I crept along the path to the steps and peered through the window. White cupboards. The edge of what might be a fridge.
Then my eyes focused on the window itself and picked out the detail I’d missed: there wasn’t actually any glass in it. I leaned forward and noticed fragments scattered across a counter, and toothy shards jutting up from the sill.
Kaylee was farther down the walkway behind me. I glanced at her and motioned for her to stop and drop low. The screen door was shut. The inner door was slightly ajar. The edge where it latched was torn up. Someone had put a boot to it.
Thunder cracked around me. I saw a figure within, just for a moment, then a crash of thunder again. The glass in the screen door shattered. My ears rang. I poked my pistol around the edge of the door and squeezed the trigger. Nothing happened. I swore and worked the pistol’s slide, and tried again. The pistol barked, louder than movies imply. I tried another couple into the house.
“Kaylee.” I glanced back at her. “Get—”
She wasn’t there. Instead she was farther back, on the ground, her belly oozing red.

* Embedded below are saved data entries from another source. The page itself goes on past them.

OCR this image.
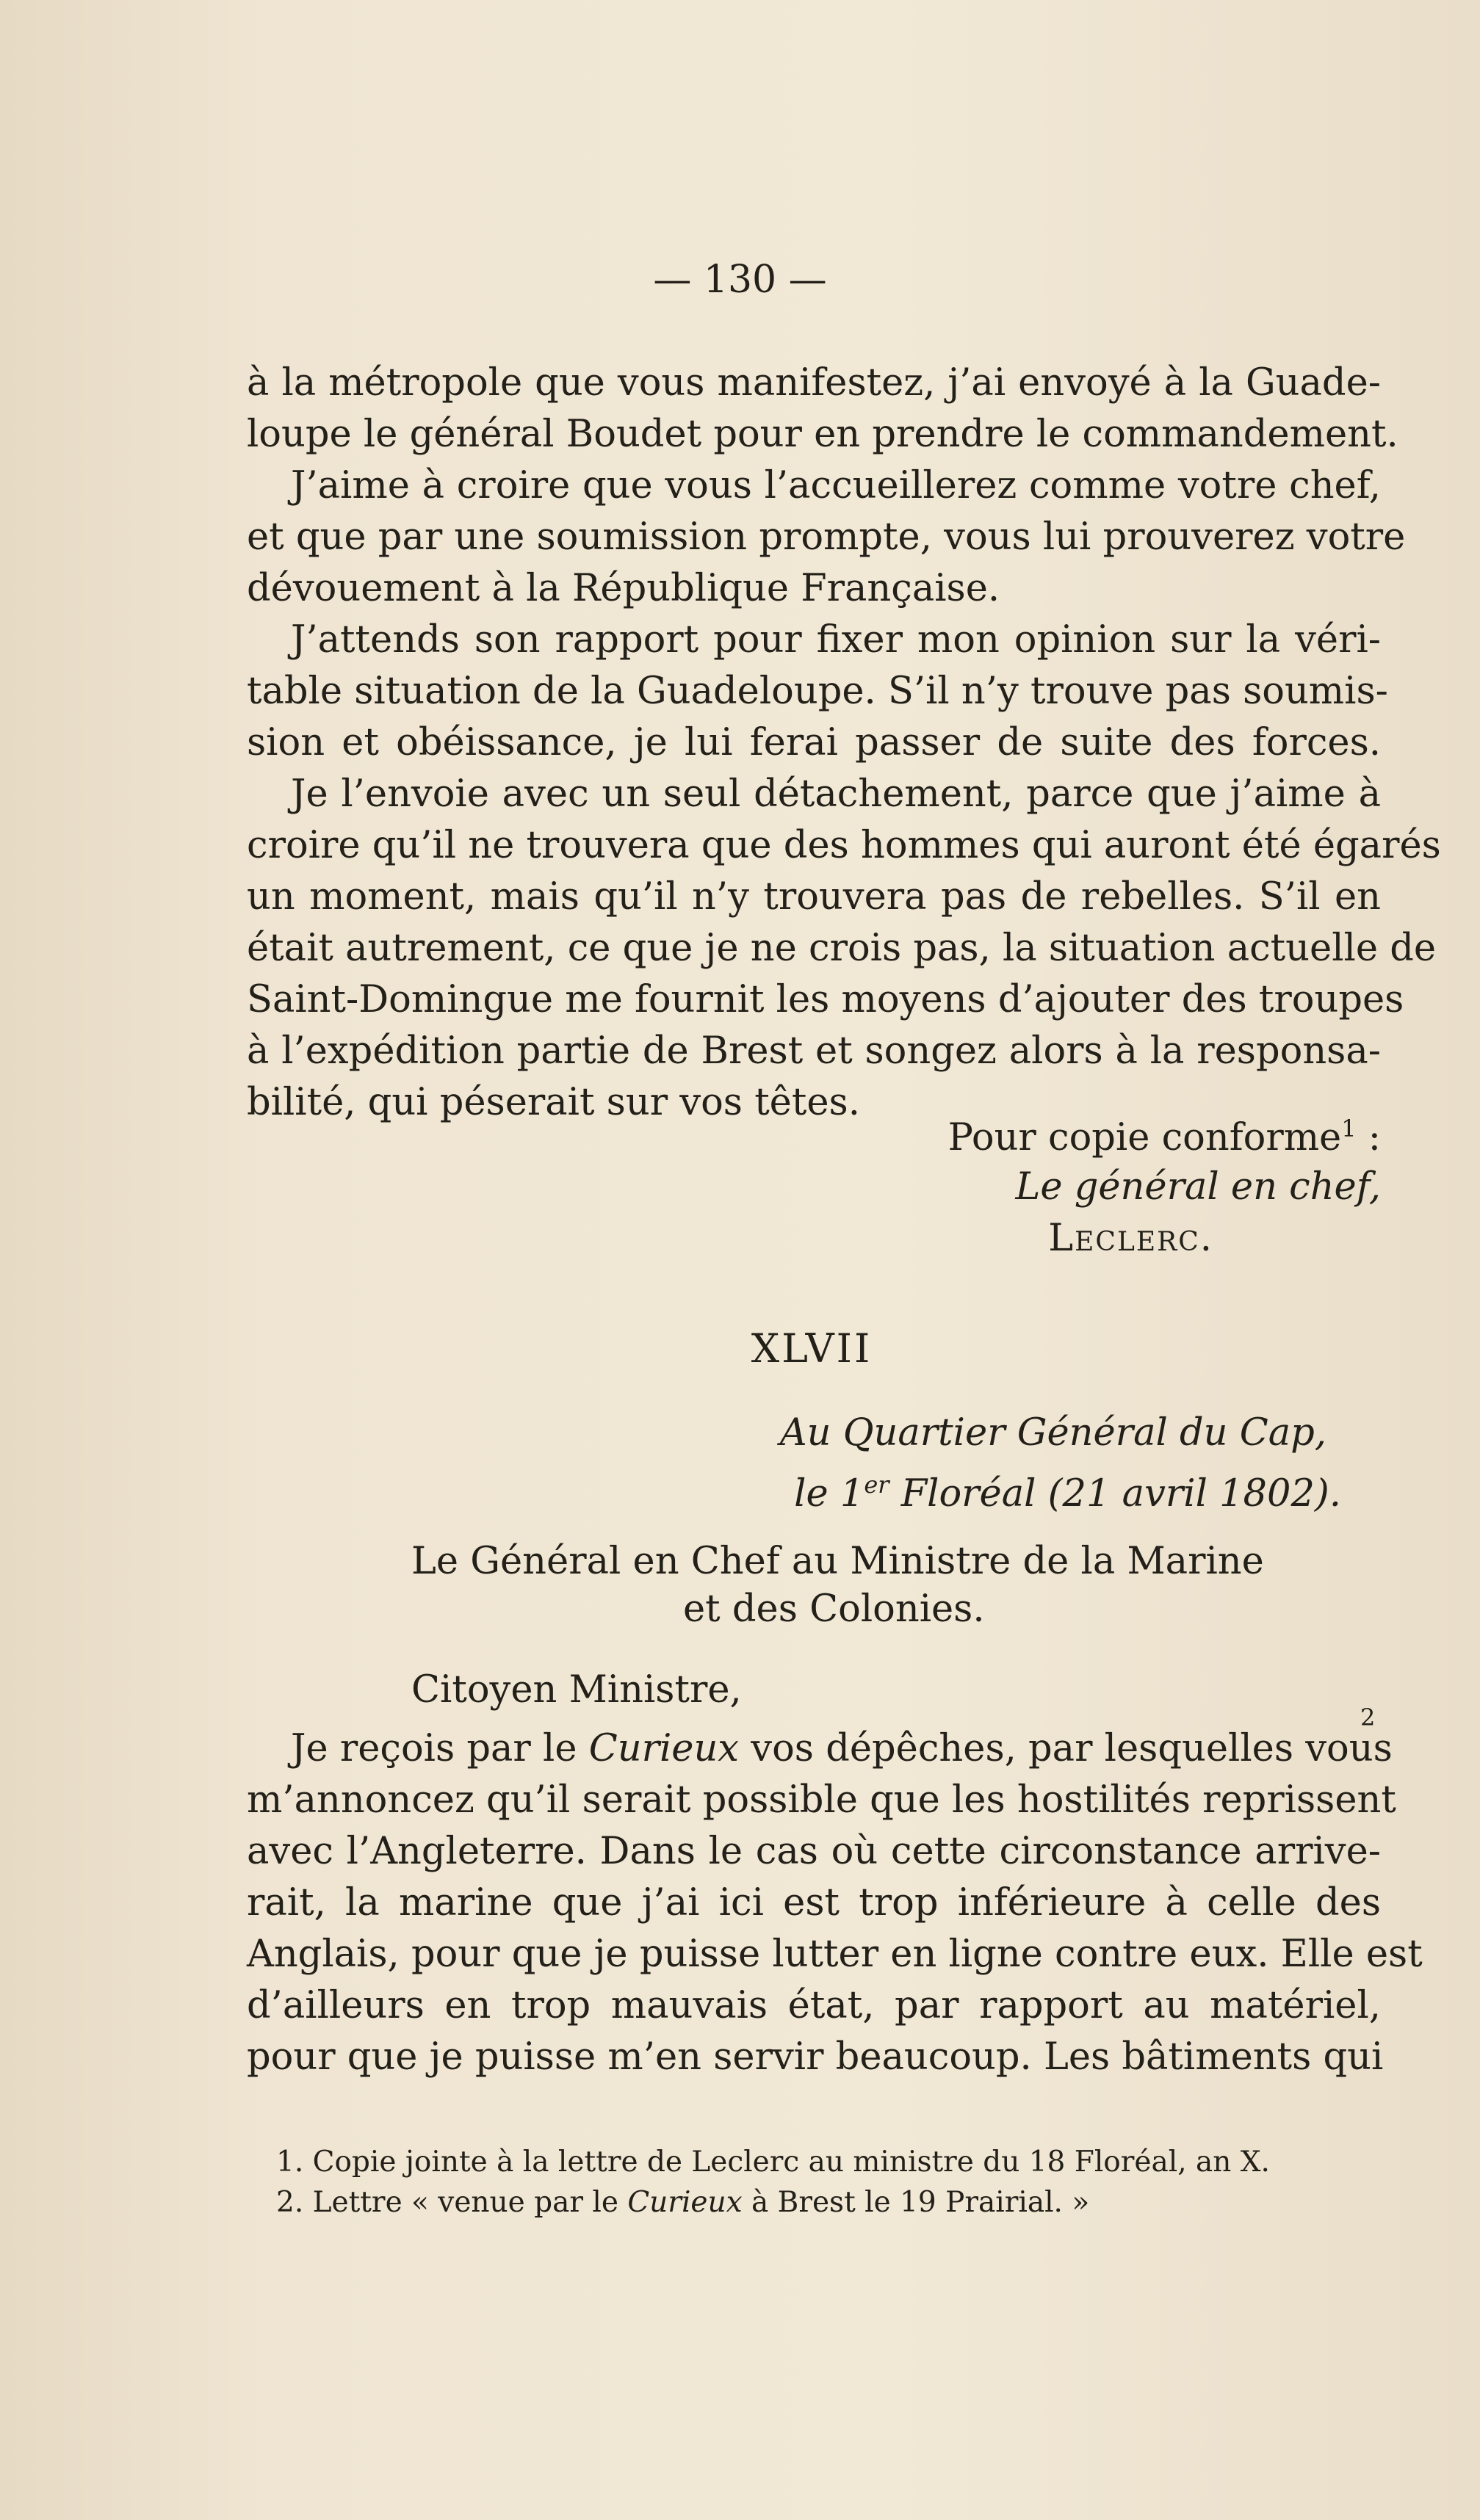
— 130 —
à la métropole que vous manifestez, j’ai envoyé à la Guade-
loupe le général Boudet pour en prendre le commandement.
J’aime à croire que vous l’accueillerez comme votre chef,
et que par une soumission prompte, vous lui prouverez votre
dévouement à la République Française.
J’attends son rapport pour fixer mon opinion sur la véri-
table situation de la Guadeloupe. S’il n’y trouve pas soumis-
sion et obéissance, je lui ferai passer de suite des forces.
Je l’envoie avec un seul détachement, parce que j’aime à
croire qu’il ne trouvera que des hommes qui auront été égarés
un moment, mais qu’il n’y trouvera pas de rebelles. S’il en
était autrement, ce que je ne crois pas, la situation actuelle de
Saint-Domingue me fournit les moyens d’ajouter des troupes
à l’expédition partie de Brest et songez alors à la responsa-
bilité, qui péserait sur vos têtes.
Pour copie conforme$^1$ :
Le général en chef,
Leclerc.
XLVII
Au Quartier Général du Cap,
le 1er Floréal (21 avril 1802).
Le Général en Chef au Ministre de la Marine
et des Colonies.
Citoyen Ministre,
Je reçois par le Curieux vos dépêches, par lesquelles vous
m’annoncez qu’il serait possible que les hostilités reprissent
avec l’Angleterre. Dans le cas où cette circonstance arrive-
rait, la marine que j’ai ici est trop inférieure à celle des
Anglais, pour que je puisse lutter en ligne contre eux. Elle est
d’ailleurs en trop mauvais état, par rapport au matériel,
pour que je puisse m’en servir beaucoup. Les bâtiments qui
2
1. Copie jointe à la lettre de Leclerc au ministre du 18 Floréal, an X.
2. Lettre « venue par le Curieux à Brest le 19 Prairial. »
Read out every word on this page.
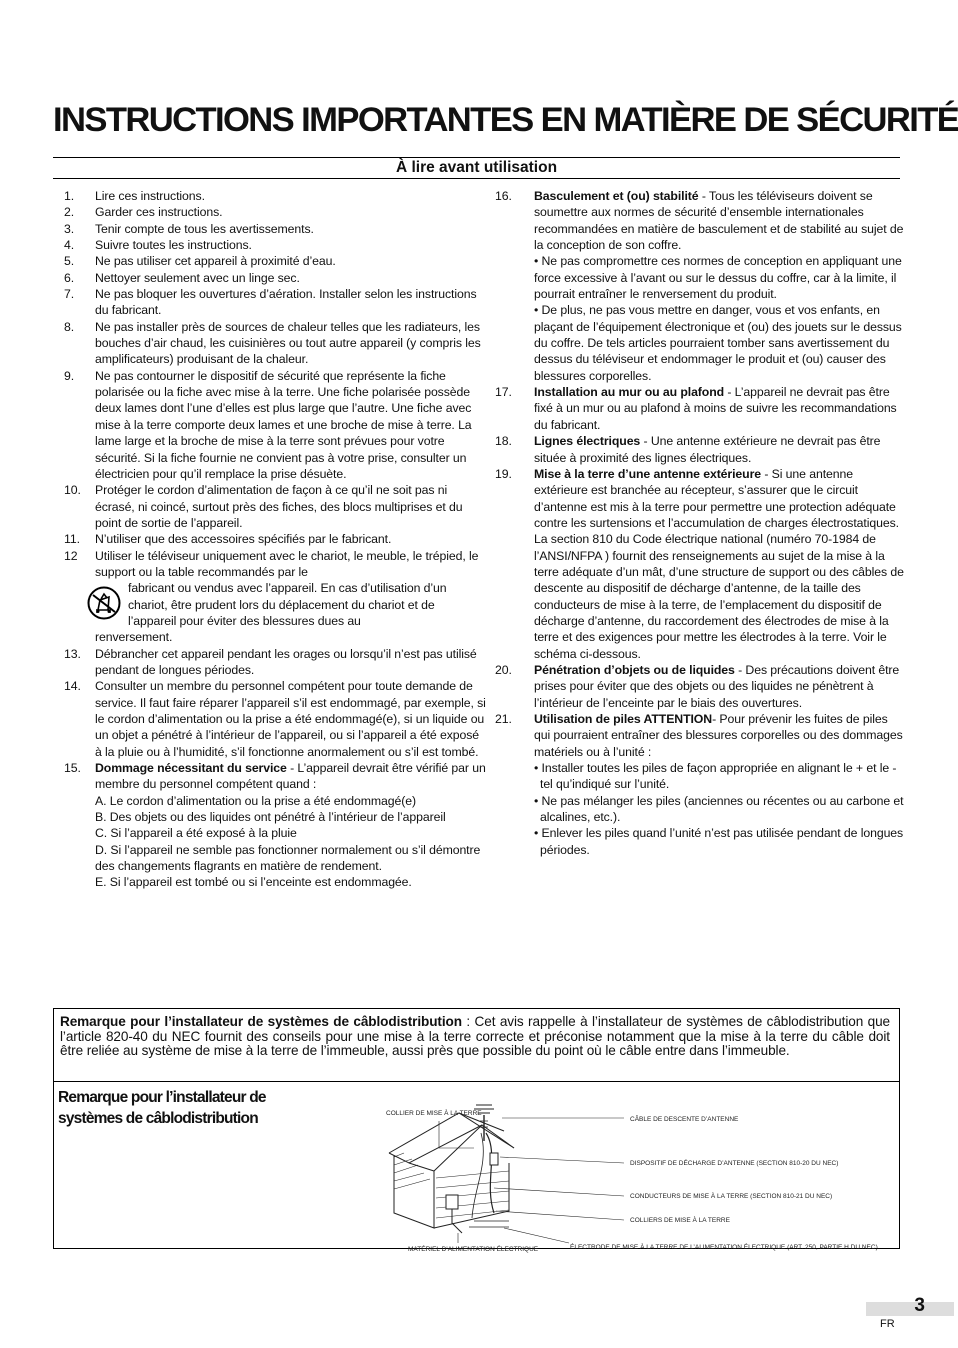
INSTRUCTIONS IMPORTANTES EN MATIÈRE DE SÉCURITÉ
À lire avant utilisation
1.	Lire ces instructions.
2.	Garder ces instructions.
3.	Tenir compte de tous les avertissements.
4.	Suivre toutes les instructions.
5.	Ne pas utiliser cet appareil à proximité d’eau.
6.	Nettoyer seulement avec un linge sec.
7.	Ne pas bloquer les ouvertures d’aération. Installer selon les instructions du fabricant.
8.	Ne pas installer près de sources de chaleur telles que les radiateurs, les bouches d’air chaud, les cuisinières ou tout autre appareil (y compris les amplificateurs) produisant de la chaleur.
9.	Ne pas contourner le dispositif de sécurité que représente la fiche polarisée ou la fiche avec mise à la terre. Une fiche polarisée possède deux lames dont l’une d’elles est plus large que l’autre. Une fiche avec mise à la terre comporte deux lames et une broche de mise à terre. La lame large et la broche de mise à la terre sont prévues pour votre sécurité. Si la fiche fournie ne convient pas à votre prise, consulter un électricien pour qu’il remplace la prise désuète.
10.	Protéger le cordon d’alimentation de façon à ce qu’il ne soit pas ni écrasé, ni coincé, surtout près des fiches, des blocs multiprises et du point de sortie de l’appareil.
11.	N’utiliser que des accessoires spécifiés par le fabricant.
12	Utiliser le téléviseur uniquement avec le chariot, le meuble, le trépied, le support ou la table recommandés par le
fabricant ou vendus avec l’appareil. En cas d’utilisation d’un chariot, être prudent lors du déplacement du chariot et de l’appareil pour éviter des blessures dues au
renversement.
13.	Débrancher cet appareil pendant les orages ou lorsqu’il n’est pas utilisé pendant de longues périodes.
14.	Consulter un membre du personnel compétent pour toute demande de service. Il faut faire réparer l’appareil s’il est endommagé, par exemple, si le cordon d’alimentation ou la prise a été endommagé(e), si un liquide ou un objet a pénétré à l’intérieur de l’appareil, ou si l’appareil a été exposé à la pluie ou à l’humidité, s’il fonctionne anormalement ou s’il est tombé.
15.	Dommage nécessitant du service - L’appareil devrait être vérifié par un membre du personnel compétent quand :
A. Le cordon d’alimentation ou la prise a été endommagé(e)
B. Des objets ou des liquides ont pénétré à l’intérieur de l’appareil
C. Si l’appareil a été exposé à la pluie
D. Si l’appareil ne semble pas fonctionner normalement ou s’il démontre des changements flagrants en matière de rendement.
E. Si l’appareil est tombé ou si l’enceinte est endommagée.
16.	Basculement et (ou) stabilité - Tous les téléviseurs doivent se soumettre aux normes de sécurité d’ensemble internationales recommandées en matière de basculement et de stabilité au sujet de la conception de son coffre.
• Ne pas compromettre ces normes de conception en appliquant une force excessive à l’avant ou sur le dessus du coffre, car à la limite, il pourrait entraîner le renversement du produit.
• De plus, ne pas vous mettre en danger, vous et vos enfants, en plaçant de l’équipement électronique et (ou) des jouets sur le dessus du coffre. De tels articles pourraient tomber sans avertissement du dessus du téléviseur et endommager le produit et (ou) causer des blessures corporelles.
17.	Installation au mur ou au plafond - L’appareil ne devrait pas être fixé à un mur ou au plafond à moins de suivre les recommandations du fabricant.
18.	Lignes électriques - Une antenne extérieure ne devrait pas être située à proximité des lignes électriques.
19.	Mise à la terre d’une antenne extérieure - Si une antenne extérieure est branchée au récepteur, s’assurer que le circuit d’antenne est mis à la terre pour permettre une protection adéquate contre les surtensions et l’accumulation de charges électrostatiques.
La section 810 du Code électrique national (numéro 70-1984 de l’ANSI/NFPA ) fournit des renseignements au sujet de la mise à la terre adéquate d’un mât, d’une structure de support ou des câbles de descente au dispositif de décharge d’antenne, de la taille des conducteurs de mise à la terre, de l’emplacement du dispositif de décharge d’antenne, du raccordement des électrodes de mise à la terre et des exigences pour mettre les électrodes à la terre. Voir le schéma ci-dessous.
20.	Pénétration d’objets ou de liquides - Des précautions doivent être prises pour éviter que des objets ou des liquides ne pénètrent à l’intérieur de l’enceinte par le biais des ouvertures.
21.	Utilisation de piles ATTENTION- Pour prévenir les fuites de piles qui pourraient entraîner des blessures corporelles ou des dommages matériels ou à l’unité :
• Installer toutes les piles de façon appropriée en alignant le + et le - tel qu’indiqué sur l’unité.
• Ne pas mélanger les piles (anciennes ou récentes ou au carbone et alcalines, etc.).
• Enlever les piles quand l’unité n’est pas utilisée pendant de longues périodes.
Remarque pour l’installateur de systèmes de câblodistribution : Cet avis rappelle à l’installateur de systèmes de câblodistribution que l’article 820-40 du NEC fournit des conseils pour une mise à la terre correcte et préconise notamment que la mise à la terre du câble doit être reliée au système de mise à la terre de l’immeuble, aussi près que possible du point où le câble entre dans l’immeuble.
Remarque pour l’installateur de systèmes de câblodistribution	COLLIER DE MISE À LA TERRE
CÂBLE DE DESCENTE D’ANTENNE
DISPOSITIF DE DÉCHARGE D’ANTENNE (SECTION 810-20 DU NEC)
CONDUCTEURS DE MISE À LA TERRE (SECTION 810-21 DU NEC)
COLLIERS DE MISE À LA TERRE
MATÉRIEL D’ALIMENTATION ÉLECTRIQUE	ÉLECTRODE DE MISE À LA TERRE DE L’ALIMENTATION ÉLECTRIQUE (ART. 250, PARTIE H DU NEC)
3
FR
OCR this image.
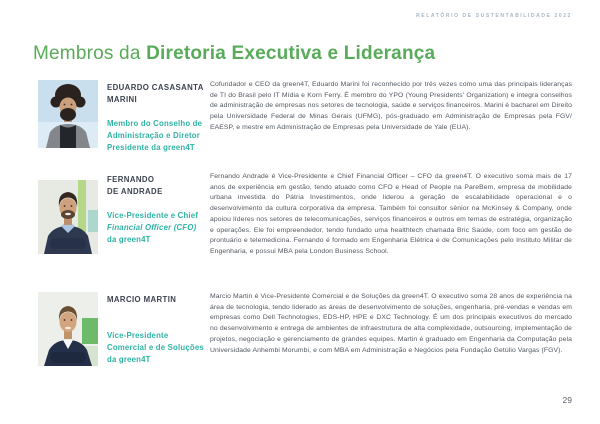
RELATÓRIO DE SUSTENTABILIDADE 2022
Membros da Diretoria Executiva e Liderança
EDUARDO CASASANTA
MARINI
Membro do Conselho de
Administração e Diretor
Presidente da green4T

Cofundador e CEO da green4T, Eduardo Marini foi reconhecido por três vezes como uma das principais lideranças de TI do Brasil pelo IT Mídia e Korn Ferry. É membro do YPO (Young Presidents' Organization) e integra conselhos de administração de empresas nos setores de tecnologia, saúde e serviços financeiros. Marini é bacharel em Direito pela Universidade Federal de Minas Gerais (UFMG), pós-graduado em Administração de Empresas pela FGV/ EAESP, e mestre em Administração de Empresas pela Universidade de Yale (EUA).

FERNANDO
DE ANDRADE
Vice-Presidente e Chief
Financial Officer (CFO)
da green4T

Fernando Andrade é Vice-Presidente e Chief Financial Officer – CFO da green4T. O executivo soma mais de 17 anos de experiência em gestão, tendo atuado como CFO e Head of People na PareBem, empresa de mobilidade urbana investida do Pátria Investimentos, onde liderou a geração de escalabilidade operacional e o desenvolvimento da cultura corporativa da empresa. Também foi consultor sênior na McKinsey & Company, onde apoiou líderes nos setores de telecomunicações, serviços financeiros e outros em temas de estratégia, organização e operações. Ele foi empreendedor, tendo fundado uma healthtech chamada Bric Saúde, com foco em gestão de prontuário e telemedicina. Fernando é formado em Engenharia Elétrica e de Comunicações pelo Instituto Militar de Engenharia, e possui MBA pela London Business School.

MARCIO MARTIN
Vice-Presidente
Comercial e de Soluções
da green4T

Marcio Martin é Vice-Presidente Comercial e de Soluções da green4T. O executivo soma 28 anos de experiência na área de tecnologia, tendo liderado as áreas de desenvolvimento de soluções, engenharia, pré-vendas e vendas em empresas como Dell Technologies, EDS-HP, HPE e DXC Technology. É um dos principais executivos do mercado no desenvolvimento e entrega de ambientes de infraestrutura de alta complexidade, outsourcing, implementação de projetos, negociação e gerenciamento de grandes equipes. Martin é graduado em Engenharia da Computação pela Universidade Anhembi Morumbi, e com MBA em Administração e Negócios pela Fundação Getúlio Vargas (FGV).

29
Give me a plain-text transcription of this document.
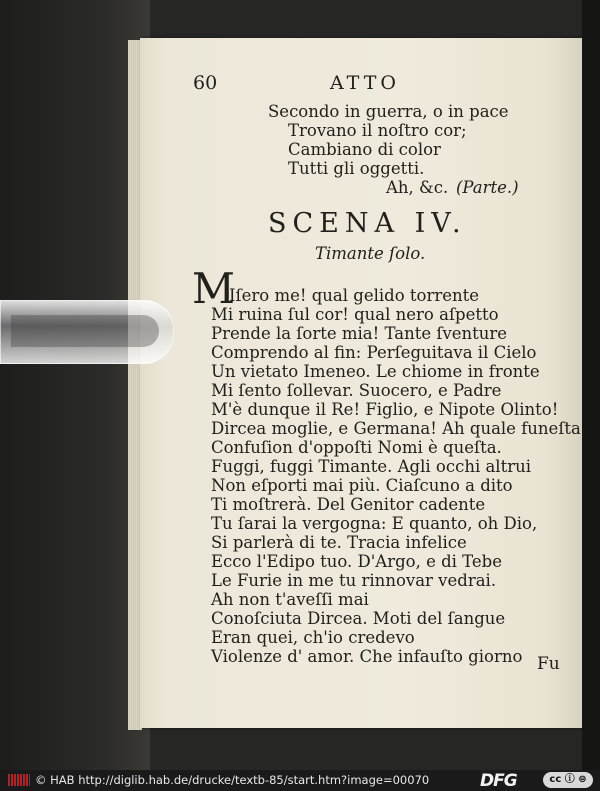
60	ATTO
Secondo in guerra, o in pace
Trovano il noſtro cor;
Cambiano di color
Tutti gli oggetti.
Ah, &c. (Parte.)
SCENA IV.
Timante ſolo.
M
Iſero me! qual gelido torrente
Mi ruina ſul cor! qual nero aſpetto
Prende la ſorte mia! Tante ſventure
Comprendo al fin: Perſeguitava il Cielo
Un vietato Imeneo. Le chiome in fronte
Mi ſento ſollevar. Suocero, e Padre
M'è dunque il Re! Figlio, e Nipote Olinto!
Dircea moglie, e Germana! Ah quale funeſta
Confuſion d'oppoſti Nomi è queſta.
Fuggi, fuggi Timante. Agli occhi altrui
Non eſporti mai più. Ciaſcuno a dito
Ti moſtrerà. Del Genitor cadente
Tu ſarai la vergogna: E quanto, oh Dio,
Si parlerà di te. Tracia infelice
Ecco l'Edipo tuo. D'Argo, e di Tebe
Le Furie in me tu rinnovar vedrai.
Ah non t'aveſſi mai
Conoſciuta Dircea. Moti del ſangue
Eran quei, ch'io credevo
Violenze d' amor. Che infauſto giorno Fu
© HAB http://diglib.hab.de/drucke/textb-85/start.htm?image=00070	DFG	cc ⓘ ⊜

She gasped. Froth formed on her lips.
Kaylee smiled, coughed. “Is it fatal?”
“Don’t worry, I can take care of it.”
“No. Let me go.”
“Don’t talk crap. You don’t have to die.”
“I want to.” She spat pink across her shirt. “I want to go back there. Just let me go.”
“Dammit, you’ve got info I need.”
“My computer’s password is Murrow. Capital M. Replace the ‘o’ with a zero and use two greater-than signs for the ‘r’s.”
“Let’s finish this later. Right now I’m busy.” I squeezed another shot into the hallway, then shoved the door open and bolted through. There was a little alcove that apparently served as the porch. It didn’t give much for cover.
A figure to my left. A shot cracked into the wall. Quieter than mine. The man wore a dark jacket with a white collar. I saw a pistol in his hands, a long muzzle on it. I recognized that: a silencer. I’d seen all the right movies.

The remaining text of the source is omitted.